CLint Dyer entre dans le café d’un complexe de répétition du sud de Londres. Il est frais – ou aussi frais que l’on peut être donné le temps étouffant de début septembre – d’un passage de Lève-toi, lève-toi !, une comédie musicale jukebox de Bob Marley écrite par Lee Hall, surtout connu pour le scénario de Billy Elliot et la comédie musicale qui a suivi, qu’il a co-écrit avec Elton John. Je vois la fin de la répétition, la finale du spectacle, qui passe de Marley recevant son diagnostic de cancer en phase terminale à une version de Three Little Birds qui commence provisoirement, comme si Marley ne pouvait pas invoquer les émotions nécessaires pour livrer son message insouciant, puis progressivement prend de l’élan.
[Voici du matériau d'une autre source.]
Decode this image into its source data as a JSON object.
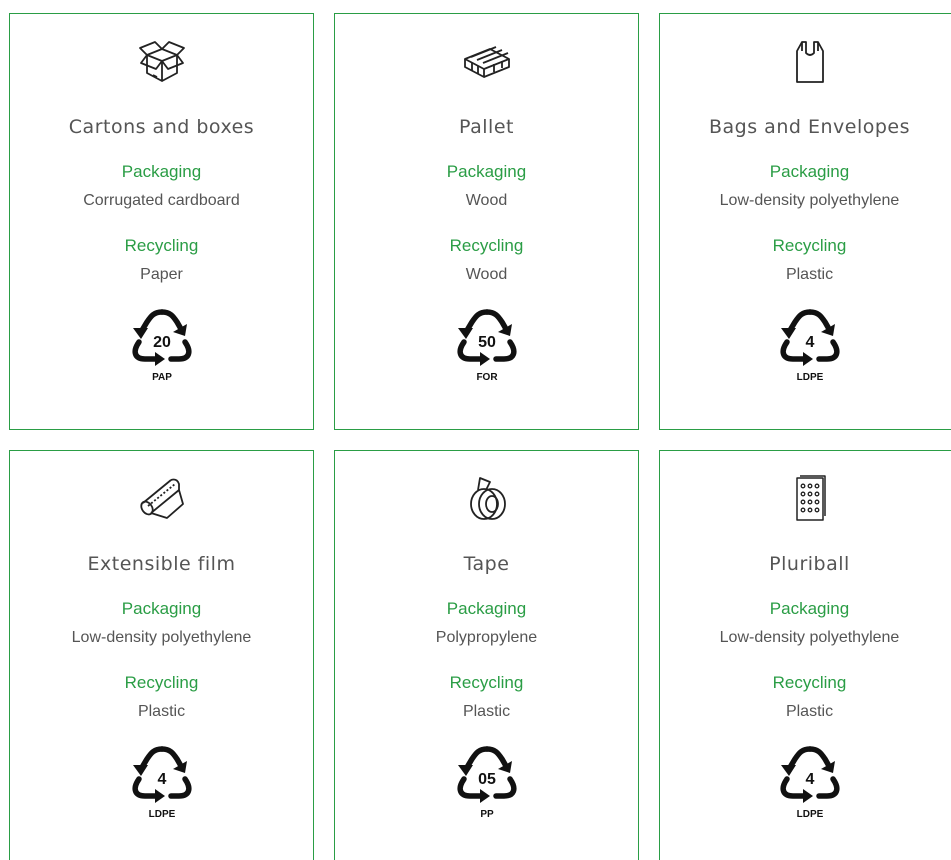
{
  "cards": [
    {
      "title": "Cartons and boxes",
      "packaging_label": "Packaging",
      "packaging": "Corrugated cardboard",
      "recycling_label": "Recycling",
      "recycling": "Paper",
      "code_number": "20",
      "code": "PAP",
      "icon": "box-icon"
    },
    {
      "title": "Pallet",
      "packaging_label": "Packaging",
      "packaging": "Wood",
      "recycling_label": "Recycling",
      "recycling": "Wood",
      "code_number": "50",
      "code": "FOR",
      "icon": "pallet-icon"
    },
    {
      "title": "Bags and Envelopes",
      "packaging_label": "Packaging",
      "packaging": "Low-density polyethylene",
      "recycling_label": "Recycling",
      "recycling": "Plastic",
      "code_number": "4",
      "code": "LDPE",
      "icon": "bag-icon"
    },
    {
      "title": "Extensible film",
      "packaging_label": "Packaging",
      "packaging": "Low-density polyethylene",
      "recycling_label": "Recycling",
      "recycling": "Plastic",
      "code_number": "4",
      "code": "LDPE",
      "icon": "film-roll-icon"
    },
    {
      "title": "Tape",
      "packaging_label": "Packaging",
      "packaging": "Polypropylene",
      "recycling_label": "Recycling",
      "recycling": "Plastic",
      "code_number": "05",
      "code": "PP",
      "icon": "tape-icon"
    },
    {
      "title": "Pluriball",
      "packaging_label": "Packaging",
      "packaging": "Low-density polyethylene",
      "recycling_label": "Recycling",
      "recycling": "Plastic",
      "code_number": "4",
      "code": "LDPE",
      "icon": "bubble-wrap-icon"
    }
  ],
  "colors": {
    "accent": "#2a9d45",
    "text": "#555555"
  }
}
C’est un repositionnement vraiment intrigant d’une chanson émoussée par la familiarité, la force de la performance aidée par le fait que, même dans un studio de répétition, avec la perruque qu’il porte pour simuler les dreadlocks de Marley, c’est évident, Arinzé Kene a les mouvements sur scène du défunt chanteur – le pointage et la gestuelle de type prédicateur, la danse skanking qui se transformait régulièrement en une sorte de jogging sur place – sur le bout des doigts.
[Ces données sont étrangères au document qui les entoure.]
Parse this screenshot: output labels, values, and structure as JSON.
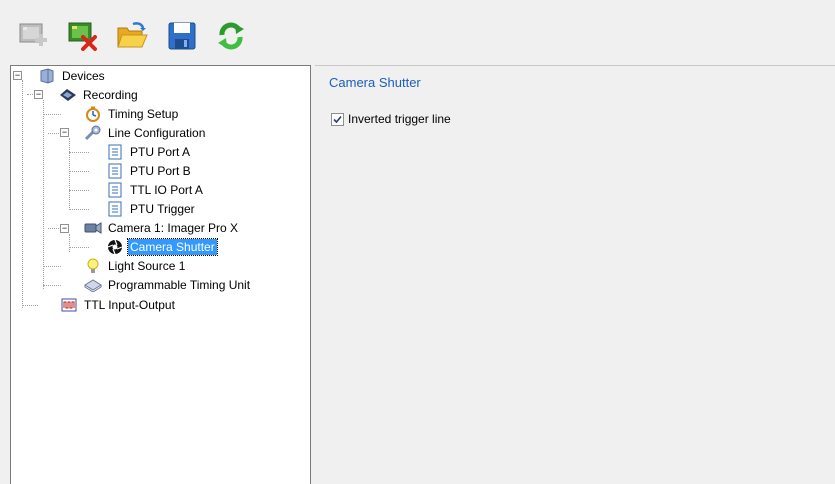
{
  "toolbar": {
    "buttons": [
      {
        "name": "add-device",
        "icon": "add-device-icon"
      },
      {
        "name": "remove-device",
        "icon": "remove-device-icon"
      },
      {
        "name": "open",
        "icon": "open-folder-icon"
      },
      {
        "name": "save",
        "icon": "save-icon"
      },
      {
        "name": "refresh",
        "icon": "refresh-icon"
      }
    ]
  },
  "tree": {
    "devices": "Devices",
    "recording": "Recording",
    "timing_setup": "Timing Setup",
    "line_configuration": "Line Configuration",
    "ptu_port_a": "PTU Port A",
    "ptu_port_b": "PTU Port B",
    "ttl_io_port_a": "TTL IO Port A",
    "ptu_trigger": "PTU Trigger",
    "camera_1": "Camera 1: Imager Pro X",
    "camera_shutter": "Camera Shutter",
    "light_source_1": "Light Source 1",
    "ptu": "Programmable Timing Unit",
    "ttl_input_output": "TTL Input-Output"
  },
  "content": {
    "title": "Camera Shutter",
    "inverted_trigger_line": {
      "label": "Inverted trigger line",
      "checked": true
    }
  },
  "colors": {
    "selection": "#3399ff",
    "title": "#1c5eb8"
  }
}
Il reste à voir comment un jukebox Bob Marley fera dans le West End. Une précédente tentative de mettre en scène l’histoire de la vie de Marley rythmée par ses chansons, Le seul amour de Kwame Kwei-Armah, a couru à Baltimore en 2015 et au Birmingham Rep deux ans plus tard, mais Get Up, Stand Up! est une proposition très différente. La pièce de Kwei-Armah se concentre sur les années que Marley a passées en exil en Angleterre après avoir survécu à une tentative d’assassinat en 1976, alors que « c’est, espérons-le, le voyage complet », comme le dit Dyer. «Je pense que c’est beaucoup plus une plongée impressionniste dans le cœur et l’esprit de Bob, donc, bien sûr, nous adhérons à ce qui s’est réellement passé. Mais comme dirait Bob, le seul fait réel est Jah, et je pense que nous suivons ce genre de ligne, en ce sens que nous essayons de faire passer ses idéaux et ses philosophies. Nous sommes beaucoup plus intéressés à obtenir l’essence de Bob que d’être un récit dramatique de sa vie, ou une étape de sa vie.
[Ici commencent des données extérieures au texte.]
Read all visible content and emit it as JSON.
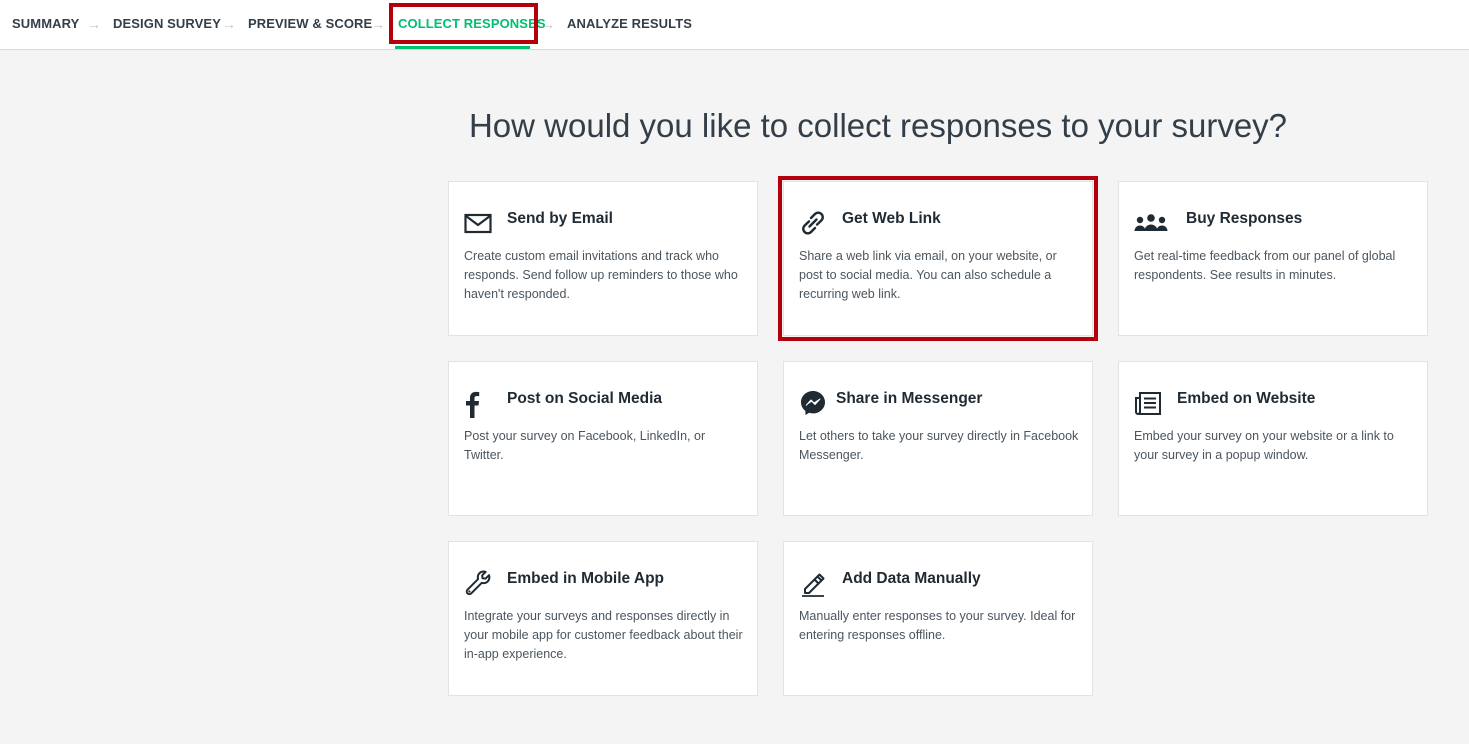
{
  "nav": {
    "steps": [
      {
        "label": "SUMMARY"
      },
      {
        "label": "DESIGN SURVEY"
      },
      {
        "label": "PREVIEW & SCORE"
      },
      {
        "label": "COLLECT RESPONSES"
      },
      {
        "label": "ANALYZE RESULTS"
      }
    ],
    "arrow": "→"
  },
  "main": {
    "title": "How would you like to collect responses to your survey?"
  },
  "cards": [
    {
      "title": "Send by Email",
      "desc": "Create custom email invitations and track who responds. Send follow up reminders to those who haven't responded."
    },
    {
      "title": "Get Web Link",
      "desc": "Share a web link via email, on your website, or post to social media. You can also schedule a recurring web link."
    },
    {
      "title": "Buy Responses",
      "desc": "Get real-time feedback from our panel of global respondents. See results in minutes."
    },
    {
      "title": "Post on Social Media",
      "desc": "Post your survey on Facebook, LinkedIn, or Twitter."
    },
    {
      "title": "Share in Messenger",
      "desc": "Let others to take your survey directly in Facebook Messenger."
    },
    {
      "title": "Embed on Website",
      "desc": "Embed your survey on your website or a link to your survey in a popup window."
    },
    {
      "title": "Embed in Mobile App",
      "desc": "Integrate your surveys and responses directly in your mobile app for customer feedback about their in-app experience."
    },
    {
      "title": "Add Data Manually",
      "desc": "Manually enter responses to your survey. Ideal for entering responses offline."
    }
  ],
  "colors": {
    "accent": "#00bf6f",
    "highlight": "#b3000c",
    "background": "#f4f4f4"
  }
}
Puissance… répétitions pour Get Up, Stand Up! Photographie : Craig Sugden

Certes, il est difficile de voir comment la pièce aurait pu aboutir à un réalisateur plus approprié que Dyer. Pas seulement à cause de sa liste stellaire de réalisations théâtrales – il a été le premier homme noir britannique à diriger une comédie musicale du West End (acclamée de 2005, nominée Olivier La grande vie), il est le seul artiste noir britannique à avoir travaillé au National Theatre en tant qu’acteur, écrivain et metteur en scène, et a été nommé directeur artistique adjoint du National en janvier – mais parce qu’il est de toute évidence un fanatique complet de Marley, obsédé par les différences entre les enregistrements jamaïcains du chanteur et ceux qu’il a réalisés avec un marché anglo-américain en tête, intrigué par la relation compliquée entre Marley et sa femme, Rita.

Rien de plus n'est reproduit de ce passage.